The Chinese Revolution of 1911 overthrew the Manchu Dynasty. There followed a long period of unrest in China and large numbers of refugees found shelter in the colony. Chinese participation in World War I was followed by strong nationalist and anti-foreign sentiment, inspired both by disappointment over their failure at the Versailles peace conference to regain the German concessions in Shantung and by the post-war radicalism of the Kuomintang. The Chinese wanted to abolish all foreign treaty privileges in China. Foreign goods were boycotted and unrest spread to Hong Kong, where a seamen's strike in 1922 was followed by a serious general strike in 1925-6 under pressure from Canton. This petered out, but not before causing con- siderable disruption in Hong Kong. Britain, with the largest foreign stake in China, was the main target of this anti-foreign sentiment, but Japan soon replaced her.

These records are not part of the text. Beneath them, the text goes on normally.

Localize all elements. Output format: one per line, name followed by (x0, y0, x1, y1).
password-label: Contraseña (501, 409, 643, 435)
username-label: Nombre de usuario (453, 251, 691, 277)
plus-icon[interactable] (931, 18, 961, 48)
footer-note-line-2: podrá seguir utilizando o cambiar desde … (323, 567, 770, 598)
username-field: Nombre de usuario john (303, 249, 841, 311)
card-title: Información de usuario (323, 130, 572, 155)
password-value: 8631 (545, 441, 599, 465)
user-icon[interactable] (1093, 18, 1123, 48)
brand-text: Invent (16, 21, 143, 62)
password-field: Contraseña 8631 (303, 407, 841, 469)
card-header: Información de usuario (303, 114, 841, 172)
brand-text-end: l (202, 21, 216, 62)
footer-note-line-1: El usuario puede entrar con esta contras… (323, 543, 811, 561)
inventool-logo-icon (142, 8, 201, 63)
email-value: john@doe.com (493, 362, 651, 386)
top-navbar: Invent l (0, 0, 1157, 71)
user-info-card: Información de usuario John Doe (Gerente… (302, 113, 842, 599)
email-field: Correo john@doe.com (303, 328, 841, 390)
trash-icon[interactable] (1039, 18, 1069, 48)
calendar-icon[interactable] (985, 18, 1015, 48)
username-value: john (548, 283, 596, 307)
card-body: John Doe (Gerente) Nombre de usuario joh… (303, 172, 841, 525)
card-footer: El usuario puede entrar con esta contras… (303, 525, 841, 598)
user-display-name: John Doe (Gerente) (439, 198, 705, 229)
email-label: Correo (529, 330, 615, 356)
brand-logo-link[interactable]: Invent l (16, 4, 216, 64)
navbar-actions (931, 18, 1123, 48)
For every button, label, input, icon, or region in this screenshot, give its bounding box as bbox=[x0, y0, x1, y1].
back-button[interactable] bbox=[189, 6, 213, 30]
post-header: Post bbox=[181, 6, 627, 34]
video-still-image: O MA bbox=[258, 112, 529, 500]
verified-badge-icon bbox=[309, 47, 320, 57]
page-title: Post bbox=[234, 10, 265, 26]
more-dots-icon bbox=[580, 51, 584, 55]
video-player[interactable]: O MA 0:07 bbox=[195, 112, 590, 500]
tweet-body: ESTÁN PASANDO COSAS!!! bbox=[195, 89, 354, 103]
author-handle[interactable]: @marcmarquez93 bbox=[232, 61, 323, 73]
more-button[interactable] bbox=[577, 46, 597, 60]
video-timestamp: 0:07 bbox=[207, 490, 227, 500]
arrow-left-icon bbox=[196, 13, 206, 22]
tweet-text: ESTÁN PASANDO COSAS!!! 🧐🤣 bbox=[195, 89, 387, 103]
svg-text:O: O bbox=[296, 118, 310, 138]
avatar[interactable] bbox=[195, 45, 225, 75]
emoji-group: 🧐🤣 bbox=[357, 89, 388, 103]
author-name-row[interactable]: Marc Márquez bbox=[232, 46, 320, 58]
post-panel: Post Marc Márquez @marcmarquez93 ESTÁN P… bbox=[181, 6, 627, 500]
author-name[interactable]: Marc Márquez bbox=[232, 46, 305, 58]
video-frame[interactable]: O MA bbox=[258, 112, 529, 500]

The 1930s and World War II
During World War I, Japan had presented its '21 demands' to China. In 1931, Japan occupied Manchuria and the attempt to detach China's northern provinces led to open war in 1937. Canton fell to the Japanese in 1938, resulting in a mass flight of refugees to Hong Kong. It was estimated that some 100,000 entered in 1937, 500,000 in 1938 and 150,000 in 1939, bringing the population at the outbreak of World War II to an estimated 1.6 million. It was thought that at the height of the influx about half a million were sleeping in the streets.